The Dust of 100 Dogs - A. S. King [1]
But after a meeting with my first grade teacher, they had to sit me down and ask a few things.
“Saffron, how did you know so much about the second world war?”
“I guess I saw it on the TV,” I answered, trying not to sound coy.
My father frowned. “You couldn’t have seen it on the TV. They don’t say that much on the TV.”
“Must have read it in a book, then.”
“Sweetie, we don’t have any books like that. Did you read it somewhere else?” my mother cooed.
“I must have.”
“Hmmm.”
“Saffron, we know you’re a very clever girl, but do you think there’s a way you could stop showing off in class? Mrs. Zeiber is concerned that you’re making the other children feel bad,” she said.
“Then why don’t they put me in a higher grade?” I didn’t like Mrs. Zeiber, but now I had reason to like her even less. I pictured myself liberating her eyeball from its socket and tossing it onto the merry-go-round in the first grade recess area.
“But we thought you liked being in Mrs. Zeiber’s class.”
“I do, but I’m pretty bored. I’m sick of counting to a hundred,” I whined.
They looked at me, and shrugged at each other. Two weeks later, after winter break, I was enrolled in the district’s gifted program—the ultimate place for showing off knowledge that no other first grader could have. I blabbered about everything—the goings-on in the Truman White House, the main tenets of Hinduism, the political complications of Central Africa. My peers envied me, even the teachers envied me. I was like a miracle kid or something, and people started to talk.

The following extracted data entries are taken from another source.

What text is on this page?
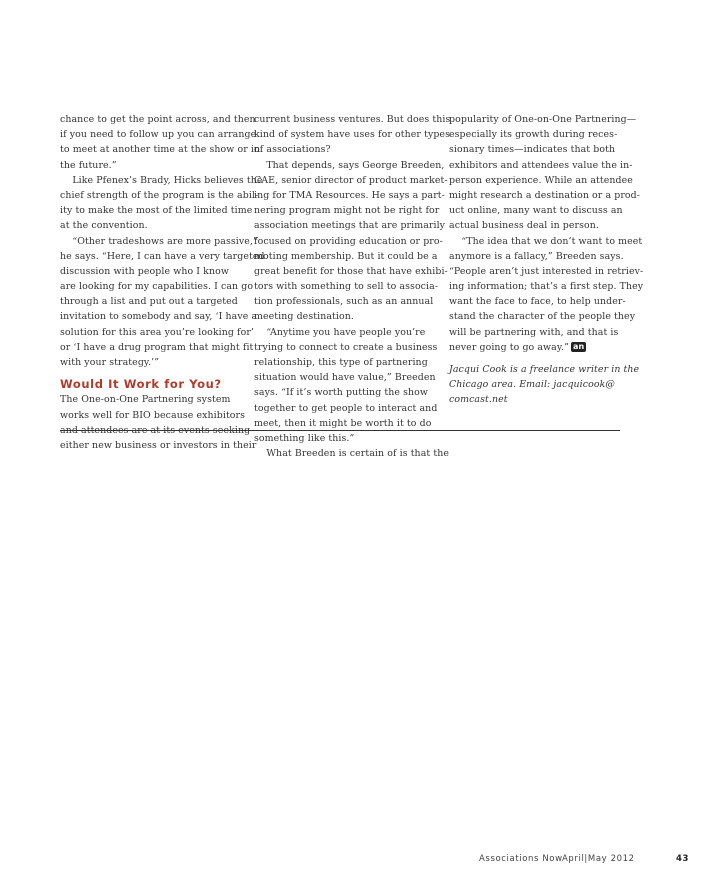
chance to get the point across, and then
if you need to follow up you can arrange
to meet at another time at the show or in
the future.”
Like Pfenex’s Brady, Hicks believes the
chief strength of the program is the abil-
ity to make the most of the limited time
at the convention.
“Other tradeshows are more passive,”
he says. “Here, I can have a very targeted
discussion with people who I know
are looking for my capabilities. I can go
through a list and put out a targeted
invitation to somebody and say, ‘I have a
solution for this area you’re looking for’
or ‘I have a drug program that might fit
with your strategy.’”
Would It Work for You?
The One-on-One Partnering system
works well for BIO because exhibitors
and attendees are at its events seeking
either new business or investors in their
current business ventures. But does this
kind of system have uses for other types
of associations?
That depends, says George Breeden,
CAE, senior director of product market-
ing for TMA Resources. He says a part-
nering program might not be right for
association meetings that are primarily
focused on providing education or pro-
moting membership. But it could be a
great benefit for those that have exhibi-
tors with something to sell to associa-
tion professionals, such as an annual
meeting destination.
“Anytime you have people you’re
trying to connect to create a business
relationship, this type of partnering
situation would have value,” Breeden
says. “If it’s worth putting the show
together to get people to interact and
meet, then it might be worth it to do
something like this.”
What Breeden is certain of is that the
popularity of One-on-One Partnering—
especially its growth during reces-
sionary times—indicates that both
exhibitors and attendees value the in-
person experience. While an attendee
might research a destination or a prod-
uct online, many want to discuss an
actual business deal in person.
“The idea that we don’t want to meet
anymore is a fallacy,” Breeden says.
“People aren’t just interested in retriev-
ing information; that’s a first step. They
want the face to face, to help under-
stand the character of the people they
will be partnering with, and that is
never going to go away.” an
Jacqui Cook is a freelance writer in the
Chicago area. Email: jacquicook@
comcast.net
Associations Now April|May 2012	43
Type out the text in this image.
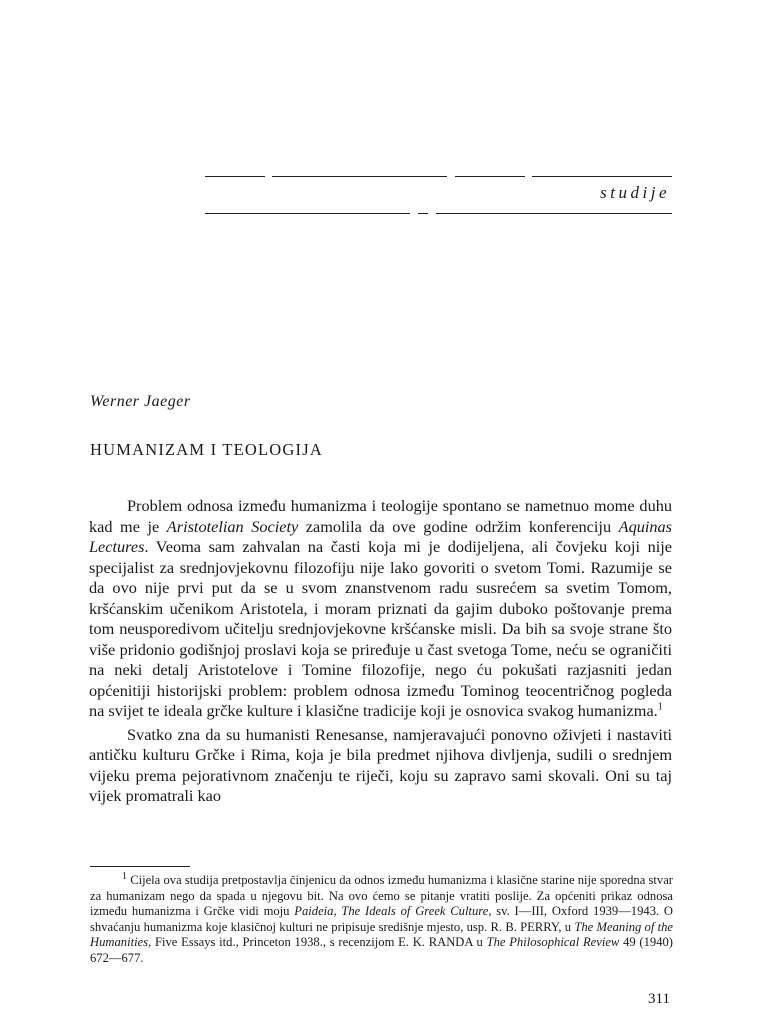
studije
Werner Jaeger
HUMANIZAM I TEOLOGIJA

Problem odnosa između humanizma i teologije spontano se nametnuo mome duhu kad me je Aristotelian Society zamolila da ove godine održim konferenciju Aquinas Lectures. Veoma sam zahvalan na časti koja mi je dodijeljena, ali čovjeku koji nije specijalist za srednjovjekovnu filozofiju nije lako govoriti o svetom Tomi. Razumije se da ovo nije prvi put da se u svom znanstvenom radu susrećem sa svetim Tomom, kršćanskim učenikom Aristotela, i moram priznati da gajim duboko poštovanje prema tom neusporedivom učitelju srednjovjekovne kršćanske misli. Da bih sa svoje strane što više pridonio godišnjoj proslavi koja se priređuje u čast svetoga Tome, neću se ograničiti na neki detalj Aristotelove i Tomine filozofije, nego ću pokušati razjasniti jedan općenitiji historijski problem: problem odnosa između Tominog teocentričnog pogleda na svijet te ideala grčke kulture i klasične tradicije koji je osnovica svakog humanizma.$^1$

Svatko zna da su humanisti Renesanse, namjeravajući ponovno oživjeti i nastaviti antičku kulturu Grčke i Rima, koja je bila predmet njihova divljenja, sudili o srednjem vijeku prema pejorativnom značenju te riječi, koju su zapravo sami skovali. Oni su taj vijek promatrali kao

$^1$ Cijela ova studija pretpostavlja činjenicu da odnos između humanizma i klasične starine nije sporedna stvar za humanizam nego da spada u njegovu bit. Na ovo ćemo se pitanje vratiti poslije. Za općeniti prikaz odnosa između humanizma i Grčke vidi moju Paideia, The Ideals of Greek Culture, sv. I—III, Oxford 1939—1943. O shvaćanju humanizma koje klasičnoj kulturi ne pripisuje središnje mjesto, usp. R. B. PERRY, u The Meaning of the Humanities, Five Essays itd., Princeton 1938., s recenzijom E. K. RANDA u The Philosophical Review 49 (1940) 672—677.

311
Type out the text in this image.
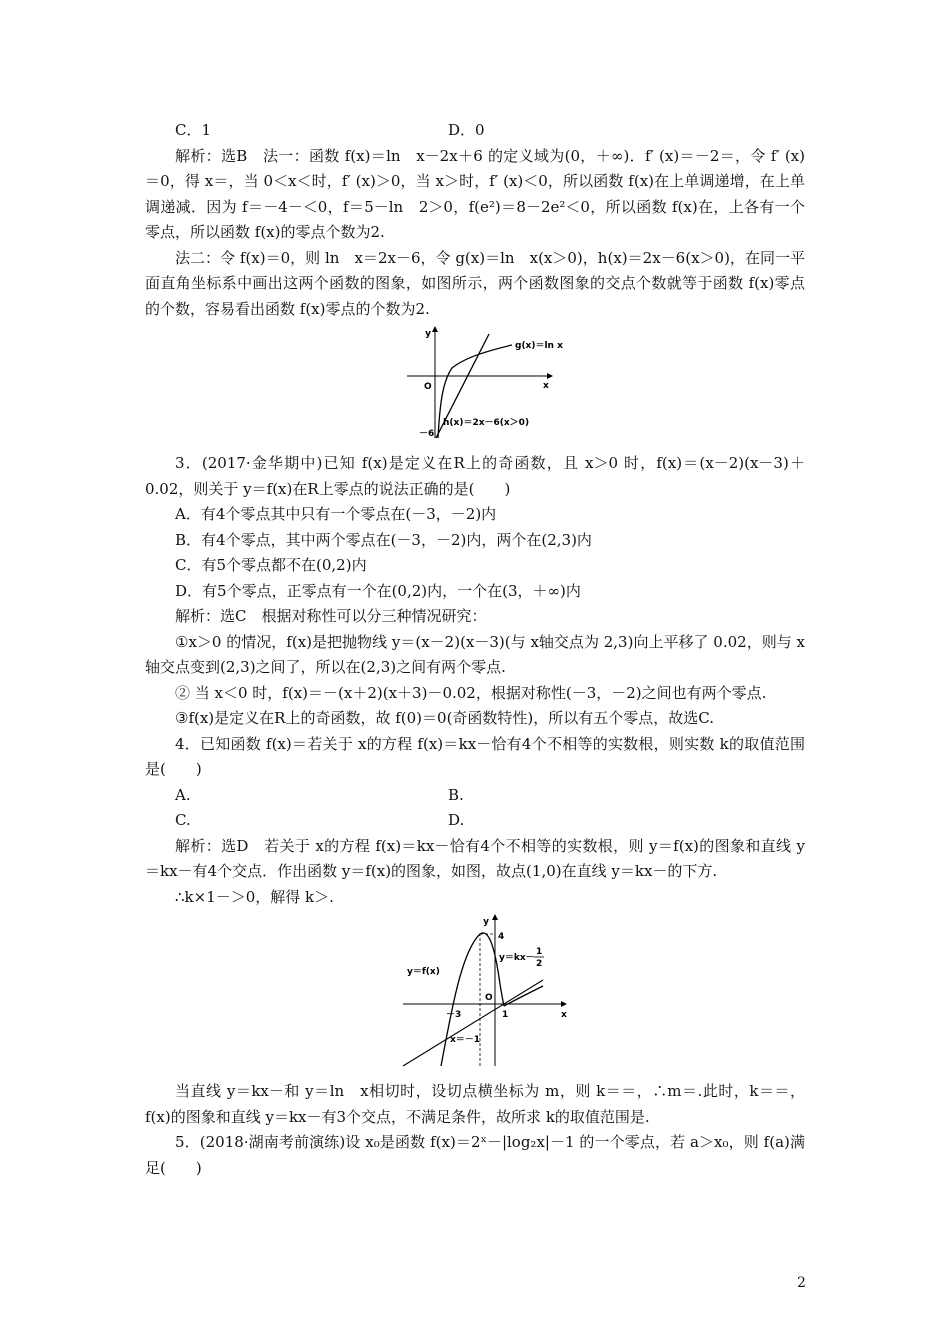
C．1	D．0

解析：选B　法一：函数 f(x)＝ln　x－2x＋6 的定义域为(0，＋∞)．f′ (x)＝－2＝，令 f′ (x)＝0，得 x＝，当 0＜x＜时，f′ (x)＞0，当 x＞时，f′ (x)＜0，所以函数 f(x)在上单调递增，在上单调递减．因为 f＝－4－＜0，f＝5－ln　2＞0，f(e²)＝8－2e²＜0，所以函数 f(x)在，上各有一个零点，所以函数 f(x)的零点个数为2.

法二：令 f(x)＝0，则 ln　x＝2x－6，令 g(x)＝ln　x(x＞0)，h(x)＝2x－6(x＞0)，在同一平面直角坐标系中画出这两个函数的图象，如图所示，两个函数图象的交点个数就等于函数 f(x)零点的个数，容易看出函数 f(x)零点的个数为2.

y
x
O
g(x)＝ln x
h(x)＝2x－6(x＞0)
－6

3．(2017·金华期中)已知 f(x)是定义在R上的奇函数，且 x＞0 时，f(x)＝(x－2)(x－3)＋0.02，则关于 y＝f(x)在R上零点的说法正确的是(　　)

A．有4个零点其中只有一个零点在(－3，－2)内

B．有4个零点，其中两个零点在(－3，－2)内，两个在(2,3)内

C．有5个零点都不在(0,2)内

D．有5个零点，正零点有一个在(0,2)内，一个在(3，＋∞)内

解析：选C　根据对称性可以分三种情况研究：

①x＞0 的情况，f(x)是把抛物线 y＝(x－2)(x－3)(与 x轴交点为 2,3)向上平移了 0.02，则与 x轴交点变到(2,3)之间了，所以在(2,3)之间有两个零点.

② 当 x＜0 时，f(x)＝－(x＋2)(x＋3)－0.02，根据对称性(－3，－2)之间也有两个零点.

③f(x)是定义在R上的奇函数，故 f(0)＝0(奇函数特性)，所以有五个零点，故选C.

4．已知函数 f(x)＝若关于 x的方程 f(x)＝kx－恰有4个不相等的实数根，则实数 k的取值范围是(　　)

A.	B.
C.	D.

解析：选D　若关于 x的方程 f(x)＝kx－恰有4个不相等的实数根，则 y＝f(x)的图象和直线 y＝kx－有4个交点．作出函数 y＝f(x)的图象，如图，故点(1,0)在直线 y＝kx－的下方.

∴k×1－＞0，解得 k＞.

y
x
O
4
1
－3
y＝f(x)
y＝kx－
1
2
x＝－1

当直线 y＝kx－和 y＝ln　x相切时，设切点横坐标为 m，则 k＝＝，∴m＝.此时，k＝＝，f(x)的图象和直线 y＝kx－有3个交点，不满足条件，故所求 k的取值范围是.

5．(2018·湖南考前演练)设 x₀是函数 f(x)＝2ˣ－|log₂x|－1 的一个零点，若 a＞x₀，则 f(a)满足(　　)

2
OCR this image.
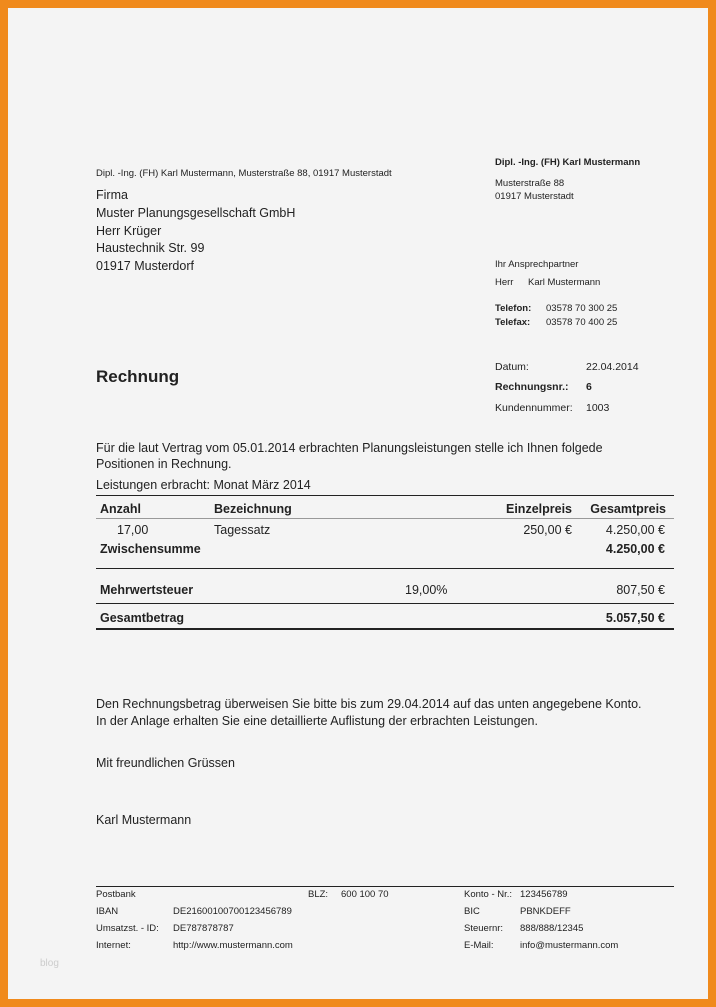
Dipl. -Ing. (FH) Karl Mustermann, Musterstraße 88, 01917 Musterstadt
Firma
Muster Planungsgesellschaft GmbH
Herr Krüger
Haustechnik Str. 99
01917 Musterdorf
Dipl. -Ing. (FH) Karl Mustermann
Musterstraße 88
01917 Musterstadt
Ihr Ansprechpartner
Herr Karl Mustermann
Telefon: 03578 70 300 25
Telefax: 03578 70 400 25
Rechnung	Datum:	22.04.2014
Rechnungsnr.: 6
Kundennummer: 1003
Für die laut Vertrag vom 05.01.2014 erbrachten Planungsleistungen stelle ich Ihnen folgede
Positionen in Rechnung.
Leistungen erbracht: Monat März 2014
Anzahl	Bezeichnung	Einzelpreis Gesamtpreis
17,00	Tagessatz	250,00 €	4.250,00 €
Zwischensumme	4.250,00 €
Mehrwertsteuer	19,00%	807,50 €
Gesamtbetrag	5.057,50 €
Den Rechnungsbetrag überweisen Sie bitte bis zum 29.04.2014 auf das unten angegebene Konto.
In der Anlage erhalten Sie eine detaillierte Auflistung der erbrachten Leistungen.
Mit freundlichen Grüssen
Karl Mustermann
Postbank	BLZ: 600 100 70	Konto - Nr.: 123456789
IBAN	DE21600100700123456789	BIC	PBNKDEFF
Umsatzst. - ID: DE787878787	Steuernr: 888/888/12345
Internet:	http://www.mustermann.com	E-Mail:	info@mustermann.com
blog
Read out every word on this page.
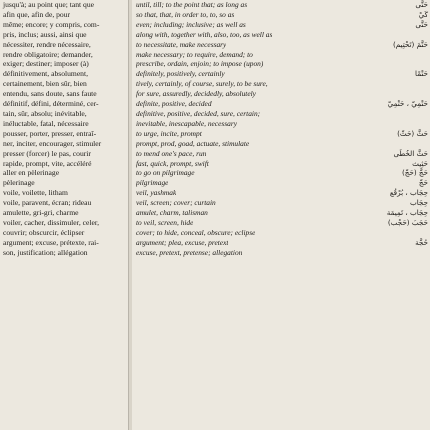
jusqu'à; au point que; tant que
afin que, afin de, pour
même; encore; y compris, com-
pris, inclus; aussi, ainsi que
nécessiter, rendre nécessaire,
rendre obligatoire; demander,
exiger; destiner; imposer (à)
définitivement, absolument,
certainement, bien sûr, bien
entendu, sans doute, sans faute
définitif, défini, déterminé, cer-
tain, sûr, absolu; inévitable,
inéluctable, fatal, nécessaire
pousser, porter, presser, entraî-
ner, inciter, encourager, stimuler
presser (forcer) le pas, courir
rapide, prompt, vite, accéléré
aller en pèlerinage
pèlerinage
voile, voilette, litham
voile, paravent, écran; rideau
amulette, gri-gri, charme
voiler, cacher, dissimuler, celer,
couvrir; obscurcir, éclipser
argument; excuse, prétexte, rai-
son, justification; allégation
until, till; to the point that; as long as	حَتَّى
so that, that, in order to, to, so as	كَيْ
even; including; inclusive; as well as	حَتَّى
along with, together with, also, too, as well as
to necessitate, make necessary	حَتَّمَ (تَحْتِيم)
make necessary; to require, demand; to
prescribe, ordain, enjoin; to impose (upon)
definitely, positively, certainly	حَتْمًا
tively, certainly, of course, surely, to be sure,
for sure, assuredly, decidedly, absolutely
definite, positive, decided	حَتْمِيّ ، حَتْمِيّ
definitive, positive, decided, sure, certain;
inevitable, inescapable, necessary
to urge, incite, prompt	حَثَّ (حَثّ)
prompt, prod, goad, actuate, stimulate
to mend one's pace, run	حَثَّ الخُطَى
fast, quick, prompt, swift	حَثِيث
to go on pilgrimage	حَجَّ (حَجّ)
pilgrimage	حَجّ
veil, yashmak	حِجَاب ، بُرْقُع
veil, screen; cover; curtain	حِجَاب
amulet, charm, talisman	حِجَاب ، تَمِيمَة
to veil, screen, hide	حَجَبَ (حَجْب)
cover; to hide, conceal, obscure; eclipse
argument; plea, excuse, pretext	حُجَّة
excuse, pretext, pretense; allegation
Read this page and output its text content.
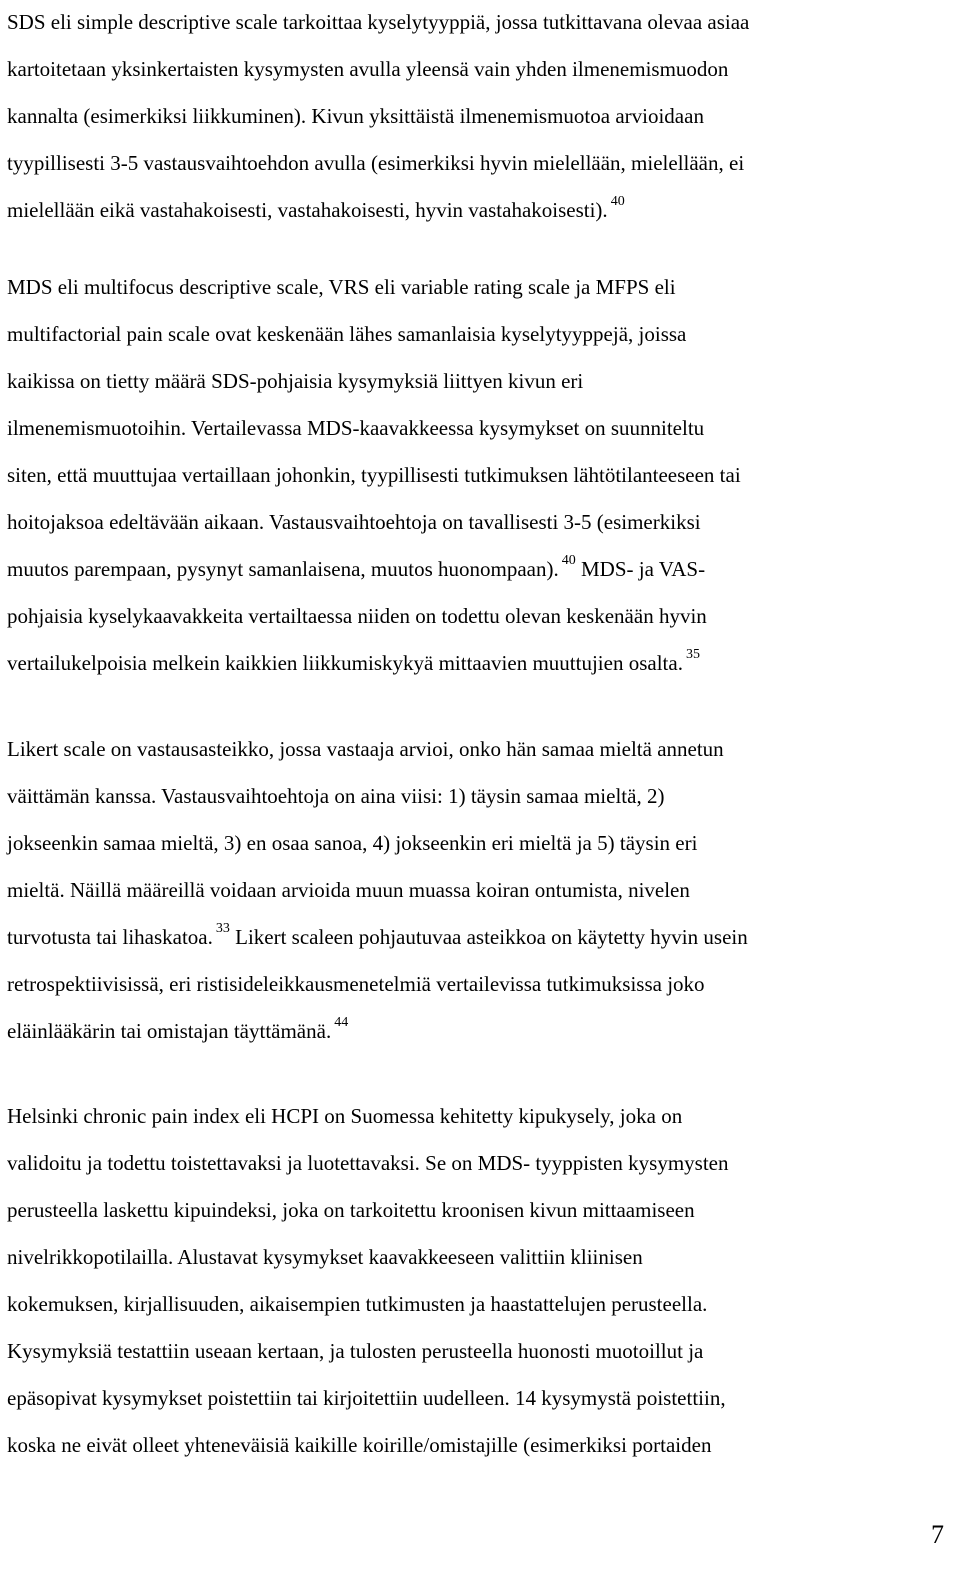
SDS eli simple descriptive scale tarkoittaa kyselytyyppiä, jossa tutkittavana olevaa asiaa
kartoitetaan yksinkertaisten kysymysten avulla yleensä vain yhden ilmenemismuodon
kannalta (esimerkiksi liikkuminen). Kivun yksittäistä ilmenemismuotoa arvioidaan
tyypillisesti 3-5 vastausvaihtoehdon avulla (esimerkiksi hyvin mielellään, mielellään, ei
mielellään eikä vastahakoisesti, vastahakoisesti, hyvin vastahakoisesti). $^{40}$

MDS eli multifocus descriptive scale, VRS eli variable rating scale ja MFPS eli
multifactorial pain scale ovat keskenään lähes samanlaisia kyselytyyppejä, joissa
kaikissa on tietty määrä SDS-pohjaisia kysymyksiä liittyen kivun eri
ilmenemismuotoihin. Vertailevassa MDS-kaavakkeessa kysymykset on suunniteltu
siten, että muuttujaa vertaillaan johonkin, tyypillisesti tutkimuksen lähtötilanteeseen tai
hoitojaksoa edeltävään aikaan. Vastausvaihtoehtoja on tavallisesti 3-5 (esimerkiksi
muutos parempaan, pysynyt samanlaisena, muutos huonompaan). $^{40}$ MDS- ja VAS-
pohjaisia kyselykaavakkeita vertailtaessa niiden on todettu olevan keskenään hyvin
vertailukelpoisia melkein kaikkien liikkumiskykyä mittaavien muuttujien osalta. $^{35}$

Likert scale on vastausasteikko, jossa vastaaja arvioi, onko hän samaa mieltä annetun
väittämän kanssa. Vastausvaihtoehtoja on aina viisi: 1) täysin samaa mieltä, 2)
jokseenkin samaa mieltä, 3) en osaa sanoa, 4) jokseenkin eri mieltä ja 5) täysin eri
mieltä. Näillä määreillä voidaan arvioida muun muassa koiran ontumista, nivelen
turvotusta tai lihaskatoa. $^{33}$ Likert scaleen pohjautuvaa asteikkoa on käytetty hyvin usein
retrospektiivisissä, eri ristisideleikkausmenetelmiä vertailevissa tutkimuksissa joko
eläinlääkärin tai omistajan täyttämänä. $^{44}$

Helsinki chronic pain index eli HCPI on Suomessa kehitetty kipukysely, joka on
validoitu ja todettu toistettavaksi ja luotettavaksi. Se on MDS- tyyppisten kysymysten
perusteella laskettu kipuindeksi, joka on tarkoitettu kroonisen kivun mittaamiseen
nivelrikkopotilailla. Alustavat kysymykset kaavakkeeseen valittiin kliinisen
kokemuksen, kirjallisuuden, aikaisempien tutkimusten ja haastattelujen perusteella.
Kysymyksiä testattiin useaan kertaan, ja tulosten perusteella huonosti muotoillut ja
epäsopivat kysymykset poistettiin tai kirjoitettiin uudelleen. 14 kysymystä poistettiin,
koska ne eivät olleet yhteneväisiä kaikille koirille/omistajille (esimerkiksi portaiden

7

The next year, I realized that life as Saffron Adams would have to be far more inconspicuous. I couldn’t go around claiming to be a genius, and I couldn’t go telling stories from history that I shouldn’t know yet. I guess I realized that the more I said, the more chance I had of ruining everything I was working toward.
It was then, in 1980, the year I turned eight years old, that I forged my plan to return to the Caribbean Sea. Most of the other kids in my class were toying with being rock stars or President of the United States, but I had something much more appealing in mind. Finally done with my one hundred lives as a dog, I would one day reclaim my jewels and gold, hold them close to my heart, and live happily ever after.
So from that day forward, in order to seem my age when people asked me what I wanted to be when I grew up, I answered accordingly.
“I want to be a pirate,” I would say. And they would smile and think, “Isn’t she sweet?”
Growing up where I did, it was kind of funny for a kid to want to be a pirate, I guess. There wasn’t a spot of water for miles. Three hundred miles, to be exact, to the New Jersey shoreline. My mother liked it that way. When we took our week-long vacation in the summer, we always went west or north or south, but never east.
“I’ve spent enough time near the sea for this life,” she would say. But still, all my sister’s friends spent their vacations walking the boardwalk eating ice cream and saltwater taffy, while we took historical outings. Sometimes, if we would whine too much about the mosquitoes or the boring Civil War battlefields of Virginia, she would scare us with lies: “Children your age go missing every summer on the boardwalk,” or “I won’t have you running around half naked in front of old perverts.” She would turn her eye to my teenaged sister and whisper, “Especially you, Patricia.”
It wasn’t until I got older that I learned what she had against the sea.
Once Patricia had moved out and Darren was packed for college, my mother began to need me more. I used to talk to her on the rare nights when, feeling lonely, she would sit at the kitchen table with a bottle of Irish whiskey. On a night in 1985, she told me what happened to her family back in the 1950s. I was thirteen.
Her brother Jim had called from Ireland that night, which he often did since he’d found us six years earlier.